Yesterday, Tata Steel announced its decision to form an equal JV with thyssenkrupp (Thyssen). Apart from thyssen's European operations, comprising about 11 million tonnes, the JV will operate Tata Steel's European operation thereby creating a combined total steel production capacity of close to 21 million tonnes.
Both the companies hope to leverage their synergies. Tata Steel Europe, for instance, is considered to be having a good hold on industrial steel whereas Thyssen is strong in the OEM segment.
From Tata Steel's perspective, it’s a big relief as it will not only diversify its risk in Europe, the combined entity will also have greater strength in terms of balance sheet and profitability. "When two organisations merge they have common functions like HR, procurement, legal, finance and many others. We will integrate and drive synergy, which will bring down the overall costs," Koushik Chatterjee, Group Executive Director, Tata Steel said, while addressing analysts ‘conference call late evening on Wednesday.
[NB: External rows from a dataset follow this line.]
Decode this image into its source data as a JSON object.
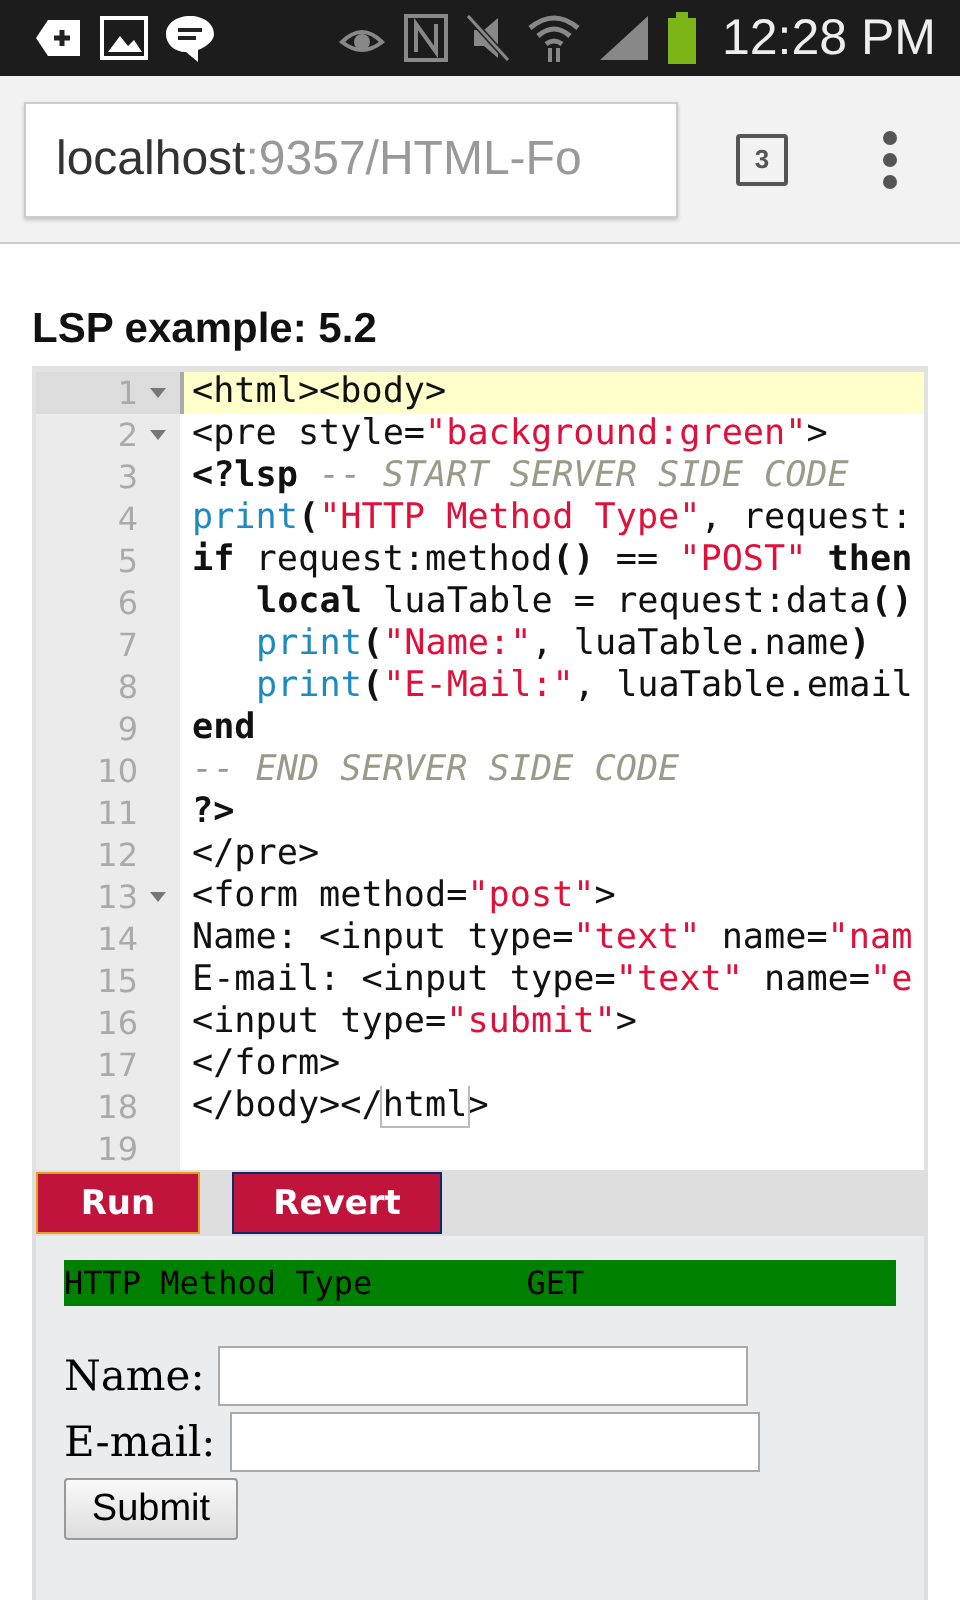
{
  "status_bar": {
    "time": "12:28 PM"
  },
  "browser": {
    "url_host": "localhost",
    "url_rest": ":9357/HTML-Fo",
    "tab_count": "3"
  },
  "heading": "LSP example: 5.2",
  "editor": {
    "lines": [
      {
        "number": "1",
        "foldable": true,
        "active": true,
        "tokens": [
          {
            "kind": "plain",
            "text": "<html><body>"
          }
        ]
      },
      {
        "number": "2",
        "foldable": true,
        "active": false,
        "tokens": [
          {
            "kind": "plain",
            "text": "<pre style="
          },
          {
            "kind": "string",
            "text": "\"background:green\""
          },
          {
            "kind": "plain",
            "text": ">"
          }
        ]
      },
      {
        "number": "3",
        "foldable": false,
        "active": false,
        "tokens": [
          {
            "kind": "keyword",
            "text": "<?lsp"
          },
          {
            "kind": "comment",
            "text": " -- START SERVER SIDE CODE"
          }
        ]
      },
      {
        "number": "4",
        "foldable": false,
        "active": false,
        "tokens": [
          {
            "kind": "builtin",
            "text": "print"
          },
          {
            "kind": "keyword",
            "text": "("
          },
          {
            "kind": "string",
            "text": "\"HTTP Method Type\""
          },
          {
            "kind": "plain",
            "text": ", request:"
          }
        ]
      },
      {
        "number": "5",
        "foldable": false,
        "active": false,
        "tokens": [
          {
            "kind": "keyword",
            "text": "if"
          },
          {
            "kind": "plain",
            "text": " request:method"
          },
          {
            "kind": "keyword",
            "text": "()"
          },
          {
            "kind": "plain",
            "text": " == "
          },
          {
            "kind": "string",
            "text": "\"POST\""
          },
          {
            "kind": "keyword",
            "text": " then"
          }
        ]
      },
      {
        "number": "6",
        "foldable": false,
        "active": false,
        "indented": true,
        "tokens": [
          {
            "kind": "keyword",
            "text": "local"
          },
          {
            "kind": "plain",
            "text": " luaTable = request:data"
          },
          {
            "kind": "keyword",
            "text": "()"
          }
        ]
      },
      {
        "number": "7",
        "foldable": false,
        "active": false,
        "indented": true,
        "tokens": [
          {
            "kind": "builtin",
            "text": "print"
          },
          {
            "kind": "keyword",
            "text": "("
          },
          {
            "kind": "string",
            "text": "\"Name:\""
          },
          {
            "kind": "plain",
            "text": ", luaTable.name"
          },
          {
            "kind": "keyword",
            "text": ")"
          }
        ]
      },
      {
        "number": "8",
        "foldable": false,
        "active": false,
        "indented": true,
        "tokens": [
          {
            "kind": "builtin",
            "text": "print"
          },
          {
            "kind": "keyword",
            "text": "("
          },
          {
            "kind": "string",
            "text": "\"E-Mail:\""
          },
          {
            "kind": "plain",
            "text": ", luaTable.email"
          }
        ]
      },
      {
        "number": "9",
        "foldable": false,
        "active": false,
        "tokens": [
          {
            "kind": "keyword",
            "text": "end"
          }
        ]
      },
      {
        "number": "10",
        "foldable": false,
        "active": false,
        "tokens": [
          {
            "kind": "comment",
            "text": "-- END SERVER SIDE CODE"
          }
        ]
      },
      {
        "number": "11",
        "foldable": false,
        "active": false,
        "tokens": [
          {
            "kind": "keyword",
            "text": "?>"
          }
        ]
      },
      {
        "number": "12",
        "foldable": false,
        "active": false,
        "tokens": [
          {
            "kind": "plain",
            "text": "</pre>"
          }
        ]
      },
      {
        "number": "13",
        "foldable": true,
        "active": false,
        "tokens": [
          {
            "kind": "plain",
            "text": "<form method="
          },
          {
            "kind": "string",
            "text": "\"post\""
          },
          {
            "kind": "plain",
            "text": ">"
          }
        ]
      },
      {
        "number": "14",
        "foldable": false,
        "active": false,
        "tokens": [
          {
            "kind": "plain",
            "text": "Name: <input type="
          },
          {
            "kind": "string",
            "text": "\"text\""
          },
          {
            "kind": "plain",
            "text": " name="
          },
          {
            "kind": "string",
            "text": "\"nam"
          }
        ]
      },
      {
        "number": "15",
        "foldable": false,
        "active": false,
        "tokens": [
          {
            "kind": "plain",
            "text": "E-mail: <input type="
          },
          {
            "kind": "string",
            "text": "\"text\""
          },
          {
            "kind": "plain",
            "text": " name="
          },
          {
            "kind": "string",
            "text": "\"e"
          }
        ]
      },
      {
        "number": "16",
        "foldable": false,
        "active": false,
        "tokens": [
          {
            "kind": "plain",
            "text": "<input type="
          },
          {
            "kind": "string",
            "text": "\"submit\""
          },
          {
            "kind": "plain",
            "text": ">"
          }
        ]
      },
      {
        "number": "17",
        "foldable": false,
        "active": false,
        "tokens": [
          {
            "kind": "plain",
            "text": "</form>"
          }
        ]
      },
      {
        "number": "18",
        "foldable": false,
        "active": false,
        "tokens": [
          {
            "kind": "plain",
            "text": "</body></"
          },
          {
            "kind": "matched",
            "text": "html"
          },
          {
            "kind": "plain",
            "text": ">"
          }
        ]
      },
      {
        "number": "19",
        "foldable": false,
        "active": false
      }
    ]
  },
  "actions": [
    {
      "label": "Run",
      "focused": true
    },
    {
      "label": "Revert",
      "focused": false
    }
  ],
  "output": {
    "pre_text": "HTTP Method Type        GET",
    "fields": [
      {
        "label": "Name:"
      },
      {
        "label": "E-mail:"
      }
    ],
    "submit": "Submit"
  }
}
How would it benefit Tata Steel?
European operations sell close to 10 million tonnes of steel annually, which is about 42 percent of the total group volumes of 24 million tonnes. While the company had a huge operation in Europe, most of it was making losses. In FY16 Europe made an operating loss per tonne (EBIDTA per tonne) of USD 12.8 and in FY17 it reported EBIDTA per tonne of USD 66. As against this, Tata Steel India made an EBIDTA per tonne of USD 180 a tonne almost three times the operating profit of European operation.
Thankfully, with efforts to restructure European operations the company was able to bring down losses. Over the last couple of years, Tata Steel has sold three facilities in Europe as against 5 it originally had. Since they were making losses, selling them has made the company profitable. The remaining two facilities, in the UK and Netherlands, will be now part of the JV.
The management indicated that because of the common functions and other overheads, the JV would enjoy cost synergies of close to euros 400-600 million. This translates to an EBIDTA per tonne of about USD 24-36, which is almost 50 percent of the EBIDTA per tonne reported in FY17. That apart, the management is also expecting a slight improvement in the credit rating of the combined entity which will save them about 50 basis points in interest costs and improve their ability to service debt as cash flow improves.
What is more important is that a part of the debt of Tata Steel and pension liabilities of thyssen will be now part of the JV, whose ability to service them will be far superior to the existing European operations of Tata Steel. The capital structure of the JV would be done in such a manner that it can operate sustainably and generate a lot more cash which can be distributed through dividends. Once the JV starts to operate successfully, it can look for a separate listing or some other means of creating value.
Meanwhile, Tata Steel can hope to save more energy and resources for the domestic market. "We are looking to double the India capacity because we think that this is the market to be in. We are open to the organic and inorganic route for the expansion of Indian operations. We are working with Tata Sons looking for various ways to participate in opportunities that come in India inorganically," said Koushik Chatterjee in the analyst call.
With a resolution of the European problem, investors should not rule out Tata’s participation in buying out stressed steel assets in India, thereby paving the way for greater consolidation in the sector.